When a Canada Post employee ditched her SUV earlier this summer and decided to deliver mail on horseback to protest soaring gas prices, chuckles could be heard across the country. It's doubtful anyone is laughing now, though. As prices at the pumps continue to hover around record highs–jumping 20¢ a litre or more in many Canadian cities one day after Hurricane Katrina virtually shut down all of the Gulf of Mexico's oil-and-gas production–motorists are feeling the pain. Big time.
According to Cathy Hay, a senior associate at Calgary-based energy consultant M. J. Ervin & Associates Inc., the average cost of a litre of gasoline now sits at about $1.26 and is a reflection of the “unprecedented” rise in wholesale gas prices since the hurricane hit.
The good news is that as refineries and oil rigs on the Gulf Coast slowly begin to come back online, and the release of strategic reserves helps to claw back the price of crude from its US$70-plus per barrel highs, there is relief in sight. But it'll be slow in coming. In the meantime, experts predict high-priced gasoline will also hurt Canada's transportation and agriculture sectors, which rely heavily on petroleum-related products. “Anything that moves goods from one place to another is going to be affected,” says André Plourde, professor and chair of economics at the University of Alberta.
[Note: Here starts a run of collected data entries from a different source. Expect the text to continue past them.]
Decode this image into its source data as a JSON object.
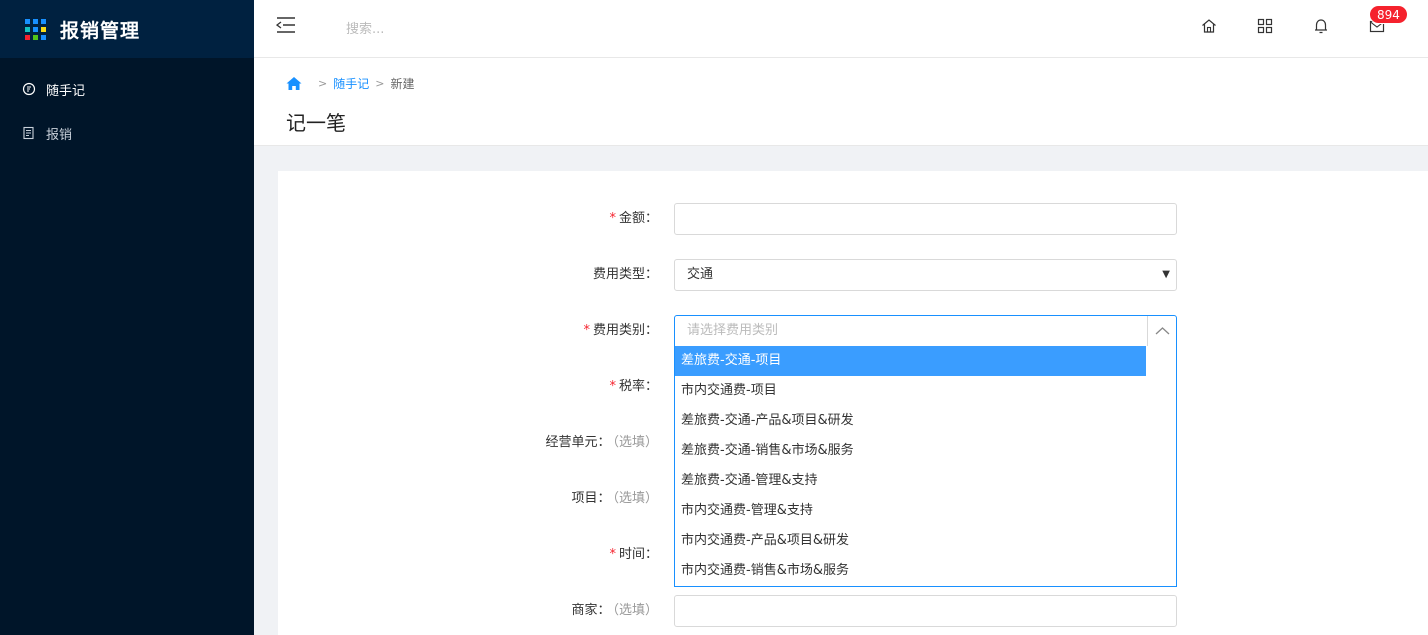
{
  "app": {
    "title": "报销管理",
    "grid_colors": [
      "#1890ff",
      "#1890ff",
      "#1890ff",
      "#13c2c2",
      "#1890ff",
      "#fadb14",
      "#f5222d",
      "#52c41a",
      "#1890ff"
    ]
  },
  "sidebar": {
    "items": [
      {
        "label": "随手记",
        "icon": "note-icon",
        "active": true
      },
      {
        "label": "报销",
        "icon": "document-icon",
        "active": false
      }
    ]
  },
  "header": {
    "search_placeholder": "搜索...",
    "notification_count": "894",
    "icons": [
      "home-icon",
      "apps-grid-icon",
      "bell-icon",
      "mail-icon"
    ]
  },
  "breadcrumb": {
    "separator": ">",
    "items": [
      "随手记",
      "新建"
    ]
  },
  "page": {
    "title": "记一笔"
  },
  "form": {
    "optional_label": "（选填）",
    "fields": {
      "amount": {
        "label": "金额：",
        "required": true,
        "value": ""
      },
      "expense_type": {
        "label": "费用类型：",
        "required": false,
        "value": "交通"
      },
      "expense_category": {
        "label": "费用类别：",
        "required": true,
        "placeholder": "请选择费用类别"
      },
      "tax_rate": {
        "label": "税率：",
        "required": true
      },
      "business_unit": {
        "label": "经营单元：",
        "required": false
      },
      "project": {
        "label": "项目：",
        "required": false
      },
      "time": {
        "label": "时间：",
        "required": true
      },
      "merchant": {
        "label": "商家：",
        "required": false,
        "value": ""
      }
    },
    "category_options": [
      "差旅费-交通-项目",
      "市内交通费-项目",
      "差旅费-交通-产品&项目&研发",
      "差旅费-交通-销售&市场&服务",
      "差旅费-交通-管理&支持",
      "市内交通费-管理&支持",
      "市内交通费-产品&项目&研发",
      "市内交通费-销售&市场&服务"
    ],
    "highlighted_option_index": 0
  },
  "colors": {
    "sidebar_bg": "#001529",
    "accent": "#1890ff",
    "required": "#f5222d",
    "badge": "#f5222d"
  }
}
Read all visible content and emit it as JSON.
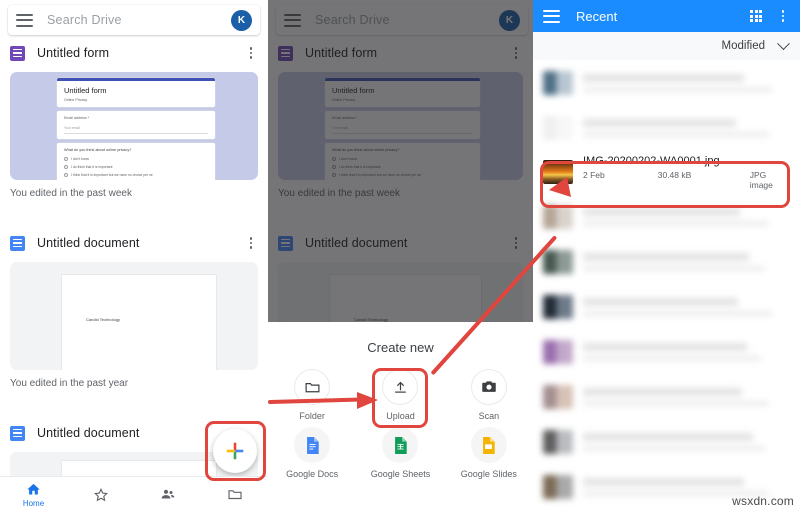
{
  "app": {
    "search": {
      "placeholder": "Search Drive",
      "avatar_initial": "K"
    }
  },
  "left_panel": {
    "cards": [
      {
        "icon": "google-forms-icon",
        "title": "Untitled form",
        "edited": "You edited in the past week",
        "preview": {
          "form_title": "Untitled form",
          "form_subtitle": "Online Privacy",
          "email_label": "Email address *",
          "email_placeholder": "Your email",
          "question": "What do you think about online privacy?",
          "options": [
            "I don't know",
            "I do think that it is important",
            "I think that it is important but we have no choice per se"
          ]
        }
      },
      {
        "icon": "google-docs-icon",
        "title": "Untitled document",
        "edited": "You edited in the past year",
        "preview": {
          "doc_text": "Candid Technology"
        }
      },
      {
        "icon": "google-docs-icon",
        "title": "Untitled document",
        "edited": "",
        "preview": {
          "doc_text": ""
        }
      }
    ],
    "bottom_nav": [
      {
        "icon": "home-icon",
        "label": "Home",
        "active": true
      },
      {
        "icon": "star-icon",
        "label": "",
        "active": false
      },
      {
        "icon": "shared-icon",
        "label": "",
        "active": false
      },
      {
        "icon": "folder-icon",
        "label": "",
        "active": false
      }
    ],
    "fab": {
      "icon": "plus-icon",
      "label": ""
    }
  },
  "create_sheet": {
    "title": "Create new",
    "items": [
      {
        "icon": "folder-icon",
        "label": "Folder"
      },
      {
        "icon": "upload-icon",
        "label": "Upload"
      },
      {
        "icon": "scan-camera-icon",
        "label": "Scan"
      },
      {
        "icon": "google-docs-icon",
        "label": "Google Docs"
      },
      {
        "icon": "google-sheets-icon",
        "label": "Google Sheets"
      },
      {
        "icon": "google-slides-icon",
        "label": "Google Slides"
      }
    ]
  },
  "right_panel": {
    "appbar": {
      "title": "Recent",
      "menu_icon": "hamburger-icon",
      "grid_icon": "grid-view-icon",
      "overflow_icon": "more-vert-icon"
    },
    "sort": {
      "label": "Modified",
      "icon": "chevron-down-icon"
    },
    "selected_file": {
      "name": "IMG-20200202-WA0001.jpg",
      "date": "2 Feb",
      "size": "30.48 kB",
      "type": "JPG image"
    },
    "redacted_row_count": 11
  },
  "annotations": {
    "highlight_color": "#e0453e",
    "boxes": [
      "fab-highlight",
      "upload-highlight",
      "selected-file-highlight"
    ],
    "arrows": [
      "fab-to-upload",
      "upload-to-selected-file"
    ]
  },
  "watermark": "wsxdn.com",
  "colors": {
    "appbar_blue": "#1a8cff",
    "accent_blue": "#1a73e8",
    "forms_purple": "#7248b9",
    "docs_blue": "#4285f4",
    "sheets_green": "#0f9d58",
    "slides_yellow": "#f4b400",
    "red_annotation": "#e0453e"
  }
}
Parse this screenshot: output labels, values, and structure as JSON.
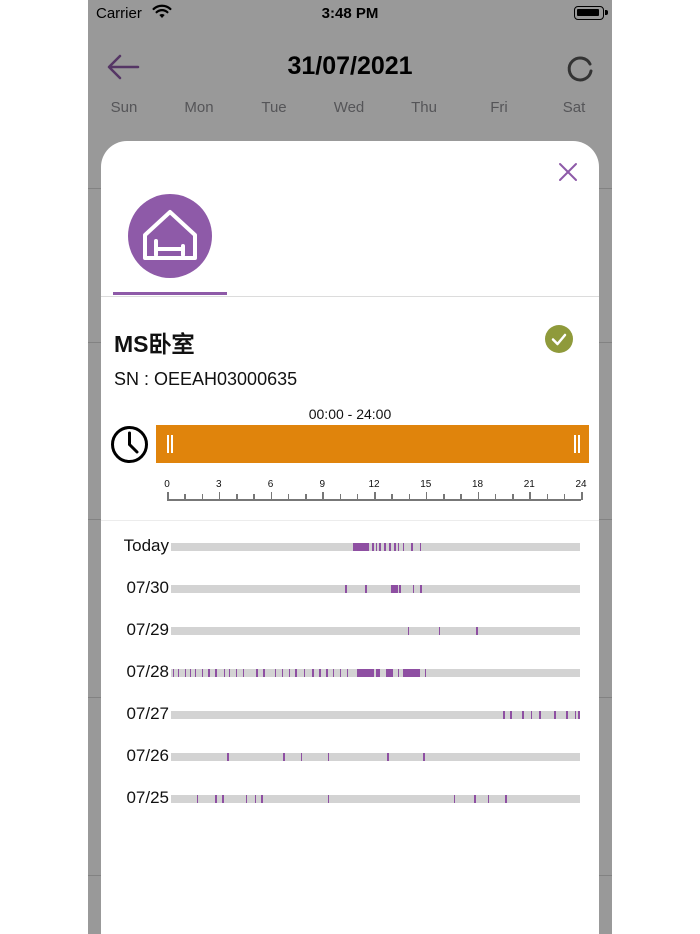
{
  "status_bar": {
    "carrier": "Carrier",
    "time": "3:48 PM"
  },
  "header": {
    "title": "31/07/2021"
  },
  "weekdays": [
    "Sun",
    "Mon",
    "Tue",
    "Wed",
    "Thu",
    "Fri",
    "Sat"
  ],
  "modal": {
    "device_name": "MS卧室",
    "serial": "SN : OEEAH03000635",
    "time_range": "00:00 - 24:00",
    "range_start_hour": 0,
    "range_end_hour": 24,
    "scale_ticks": [
      "0",
      "3",
      "6",
      "9",
      "12",
      "15",
      "18",
      "21",
      "24"
    ],
    "colors": {
      "accent": "#8e5aa8",
      "range_bar": "#e0840c",
      "ok": "#8f9a3b",
      "activity": "#8e4fa2"
    },
    "days": [
      {
        "label": "Today",
        "events": [
          [
            10.7,
            0.7
          ],
          [
            11.4,
            0.2
          ],
          [
            11.8,
            0.1
          ],
          [
            12.0,
            0.1
          ],
          [
            12.2,
            0.1
          ],
          [
            12.5,
            0.1
          ],
          [
            12.8,
            0.1
          ],
          [
            13.1,
            0.1
          ],
          [
            13.3,
            0.1
          ],
          [
            13.6,
            0.1
          ],
          [
            14.1,
            0.05
          ],
          [
            14.6,
            0.05
          ]
        ]
      },
      {
        "label": "07/30",
        "events": [
          [
            10.2,
            0.15
          ],
          [
            11.4,
            0.05
          ],
          [
            12.9,
            0.4
          ],
          [
            13.4,
            0.1
          ],
          [
            14.2,
            0.05
          ],
          [
            14.6,
            0.1
          ]
        ]
      },
      {
        "label": "07/29",
        "events": [
          [
            13.9,
            0.05
          ],
          [
            15.7,
            0.05
          ],
          [
            17.9,
            0.05
          ]
        ]
      },
      {
        "label": "07/28",
        "events": [
          [
            0.1,
            0.05
          ],
          [
            0.4,
            0.05
          ],
          [
            0.8,
            0.05
          ],
          [
            1.1,
            0.05
          ],
          [
            1.4,
            0.05
          ],
          [
            1.8,
            0.05
          ],
          [
            2.2,
            0.05
          ],
          [
            2.6,
            0.05
          ],
          [
            3.1,
            0.05
          ],
          [
            3.4,
            0.05
          ],
          [
            3.8,
            0.05
          ],
          [
            4.2,
            0.1
          ],
          [
            5.0,
            0.1
          ],
          [
            5.4,
            0.05
          ],
          [
            6.1,
            0.05
          ],
          [
            6.5,
            0.05
          ],
          [
            6.9,
            0.05
          ],
          [
            7.3,
            0.1
          ],
          [
            7.8,
            0.05
          ],
          [
            8.3,
            0.05
          ],
          [
            8.7,
            0.05
          ],
          [
            9.1,
            0.05
          ],
          [
            9.5,
            0.05
          ],
          [
            9.9,
            0.05
          ],
          [
            10.3,
            0.05
          ],
          [
            10.9,
            1.0
          ],
          [
            12.0,
            0.25
          ],
          [
            12.6,
            0.4
          ],
          [
            13.3,
            0.05
          ],
          [
            13.6,
            1.0
          ],
          [
            14.9,
            0.05
          ]
        ]
      },
      {
        "label": "07/27",
        "events": [
          [
            19.5,
            0.05
          ],
          [
            19.9,
            0.05
          ],
          [
            20.6,
            0.05
          ],
          [
            21.1,
            0.05
          ],
          [
            21.6,
            0.05
          ],
          [
            22.5,
            0.05
          ],
          [
            23.2,
            0.05
          ],
          [
            23.7,
            0.05
          ],
          [
            23.9,
            0.05
          ]
        ]
      },
      {
        "label": "07/26",
        "events": [
          [
            3.3,
            0.05
          ],
          [
            6.6,
            0.05
          ],
          [
            7.6,
            0.05
          ],
          [
            9.2,
            0.05
          ],
          [
            12.7,
            0.05
          ],
          [
            14.8,
            0.05
          ]
        ]
      },
      {
        "label": "07/25",
        "events": [
          [
            1.5,
            0.05
          ],
          [
            2.6,
            0.05
          ],
          [
            3.0,
            0.05
          ],
          [
            4.4,
            0.05
          ],
          [
            4.9,
            0.05
          ],
          [
            5.3,
            0.05
          ],
          [
            9.2,
            0.05
          ],
          [
            16.6,
            0.05
          ],
          [
            17.8,
            0.05
          ],
          [
            18.6,
            0.05
          ],
          [
            19.6,
            0.05
          ]
        ]
      }
    ]
  }
}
Already, several of Canada's major transportation players have increased fuel surcharges. Air Canada indicated it may consider boosting ticket prices for the third time this summer to offset escalating jet fuel costs. The Canadian National Railway Co. raised its September fuel surcharge to 11.4% from 10.8% a month earlier, and the Freight Carriers Association of Canada (FCA) has bumped up its recommended diesel fuel surcharge by 3.8% for full trucks in the last few weeks. “I think it's going to be a very difficult fall for the trucking industry–both north and south of the border,” says David Sirgey, president of the FCA and North American Transportation Council. “We're also worried about diesel fuel shortages in the near term.”
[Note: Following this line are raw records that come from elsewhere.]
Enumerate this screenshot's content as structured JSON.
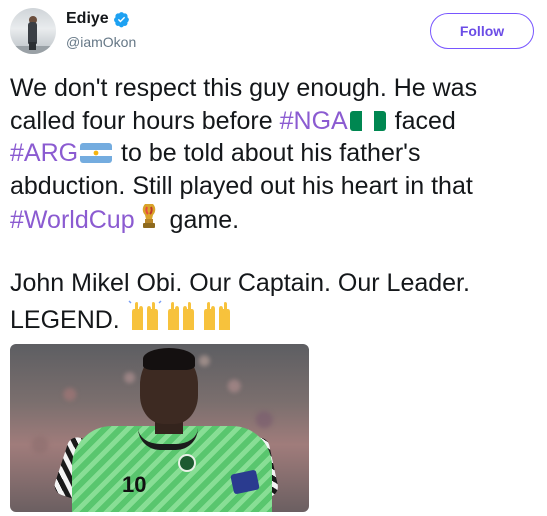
{
  "user": {
    "display_name": "Ediye",
    "handle": "@iamOkon"
  },
  "follow_button": {
    "label": "Follow"
  },
  "tweet": {
    "line1": "We don't respect this guy enough. He was",
    "line2_pre": "called four hours before ",
    "hashtag_nga": "#NGA",
    "line2_post": " faced",
    "hashtag_arg": "#ARG",
    "line3_post": " to be told about his father's",
    "line4": "abduction. Still played out his heart in that",
    "hashtag_worldcup": "#WorldCup",
    "line5_post": " game.",
    "line6": "John Mikel Obi. Our Captain. Our Leader.",
    "line7": "LEGEND."
  },
  "photo": {
    "jersey_number": "10"
  },
  "colors": {
    "link": "#8b5bd1",
    "follow_border": "#7856ff",
    "verified": "#1da1f2",
    "text": "#14171a",
    "secondary": "#657786"
  },
  "icons": [
    "verified-badge-icon",
    "nigeria-flag-icon",
    "argentina-flag-icon",
    "world-cup-trophy-icon",
    "raising-hands-icon"
  ]
}
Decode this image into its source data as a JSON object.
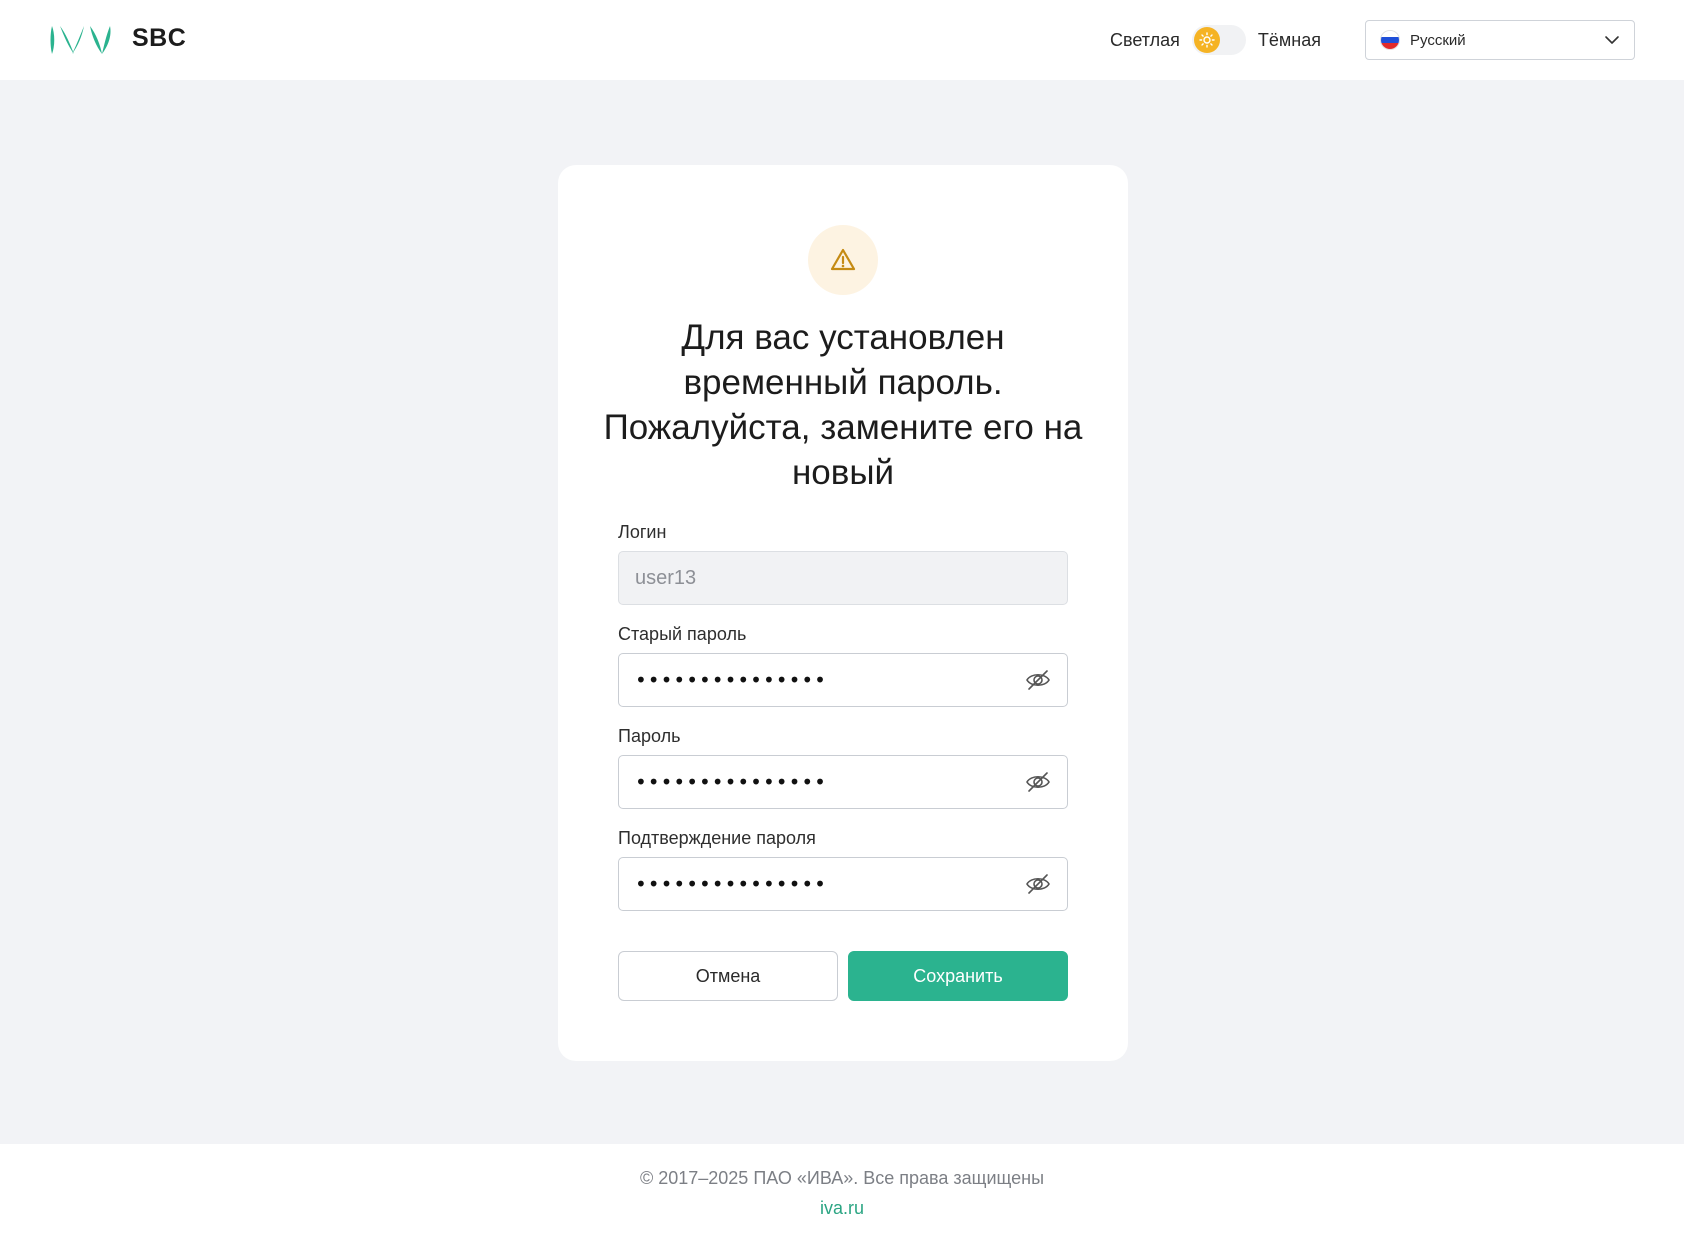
{
  "header": {
    "app_name": "SBC",
    "theme": {
      "light_label": "Светлая",
      "dark_label": "Тёмная",
      "current": "light"
    },
    "language": {
      "selected": "Русский",
      "flag": "ru-flag-icon"
    }
  },
  "card": {
    "icon": "warning-icon",
    "title": "Для вас установлен временный пароль. Пожалуйста, замените его на новый",
    "fields": {
      "login": {
        "label": "Логин",
        "value": "user13"
      },
      "old_password": {
        "label": "Старый пароль",
        "value": "•••••••••••••••"
      },
      "password": {
        "label": "Пароль",
        "value": "•••••••••••••••"
      },
      "confirm_password": {
        "label": "Подтверждение пароля",
        "value": "•••••••••••••••"
      }
    },
    "buttons": {
      "cancel": "Отмена",
      "save": "Сохранить"
    }
  },
  "footer": {
    "copyright": "© 2017–2025 ПАО «ИВА». Все права защищены",
    "link": "iva.ru"
  },
  "colors": {
    "accent": "#2bb38f",
    "warning": "#c58b14",
    "toggle_sun": "#f5b324",
    "background": "#f2f3f6"
  }
}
Analysts predict that consumers will be paying more for everything from vegetables and sugar to heating oil and public transit. Rising prices at the pumps could also reduce the amount of disposable income available for travel and tourism. “Most of the travel that's done is by automobile, so North Americans are going to go shorter distances or not at all,” says Randy Williams, president and CEO of the Tourism Industry Association of Canada. “There may be some switching from automobile to motorcoach or rail–but they'll have to increase their pricing, too.”
Discount retailers and grocers such as Zellers, Sears and Price Chopper could also see a drop in sales as consumers are forced to redirect more of their paycheque to filling up at the pumps. “If people have $100 a week in their pockets to spend and they have to spend $60 instead of $50 to fill up their tank, it's going to hurt anyone that sells low-end merchandise,” says David Brodie, a merchandising analyst at Toronto-based Research Capital Corp.
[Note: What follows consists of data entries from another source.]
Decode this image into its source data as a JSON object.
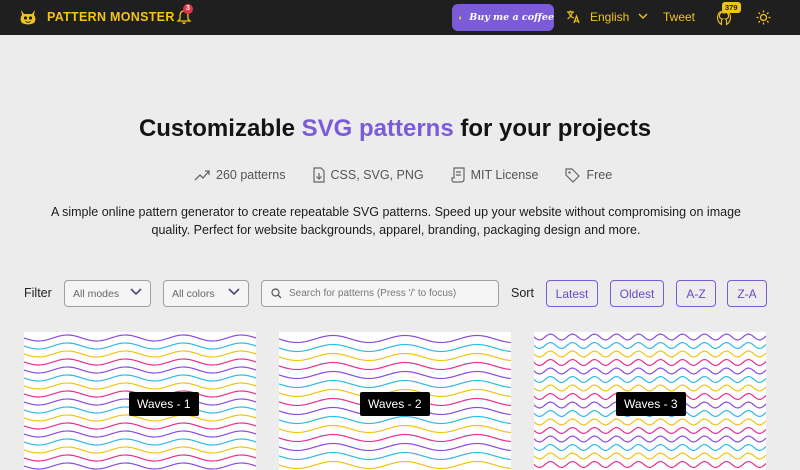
{
  "header": {
    "brand": "PATTERN MONSTER",
    "notification_count": "3",
    "coffee_label": "Buy me a coffee",
    "language": "English",
    "tweet_label": "Tweet",
    "github_stars": "379",
    "colors": {
      "bar": "#1f1f1f",
      "brand": "#f2c318",
      "coffee": "#7b5bd6",
      "badge": "#e2344a"
    }
  },
  "hero": {
    "title_prefix": "Customizable ",
    "title_accent": "SVG patterns",
    "title_suffix": " for your projects",
    "accent_color": "#7b5bd6",
    "features": [
      {
        "icon": "trending-icon",
        "label": "260 patterns"
      },
      {
        "icon": "file-download-icon",
        "label": "CSS, SVG, PNG"
      },
      {
        "icon": "license-icon",
        "label": "MIT License"
      },
      {
        "icon": "tag-icon",
        "label": "Free"
      }
    ],
    "description": "A simple online pattern generator to create repeatable SVG patterns. Speed up your website without compromising on image quality. Perfect for website backgrounds, apparel, branding, packaging design and more."
  },
  "filters": {
    "filter_label": "Filter",
    "mode_select": "All modes",
    "color_select": "All colors",
    "search_placeholder": "Search for patterns (Press '/' to focus)",
    "sort_label": "Sort",
    "sort_options": [
      "Latest",
      "Oldest",
      "A-Z",
      "Z-A"
    ]
  },
  "patterns": [
    {
      "label": "Waves - 1",
      "colors": [
        "#8a4de0",
        "#33b8e6",
        "#f2c318",
        "#e8308f"
      ]
    },
    {
      "label": "Waves - 2",
      "colors": [
        "#8a4de0",
        "#33b8e6",
        "#f2c318",
        "#e8308f"
      ]
    },
    {
      "label": "Waves - 3",
      "colors": [
        "#8a4de0",
        "#33b8e6",
        "#f2c318",
        "#e8308f"
      ]
    }
  ]
}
Opinion is split as to whether rising energy and fuel prices will curb Canada's overall economic growth. But Plourde says the Bank of Canada's overnight rate hike on Sept. 7, to 2.75%, sends a clear message that the central bank is reacting to rising inflation despite a core rate well within its 1% to 3% band. “That's a big signal,” says Plourde. “If all of a sudden the Bank of Canada reacts to something in the past it said it wouldn't react to, then it's a really big change.”
Motorists, meanwhile, can expect to feel the full force of these global market uncertainties at the gas pumps. Suddenly, the good ol' Pony Express doesn't seem like such a strange idea after all.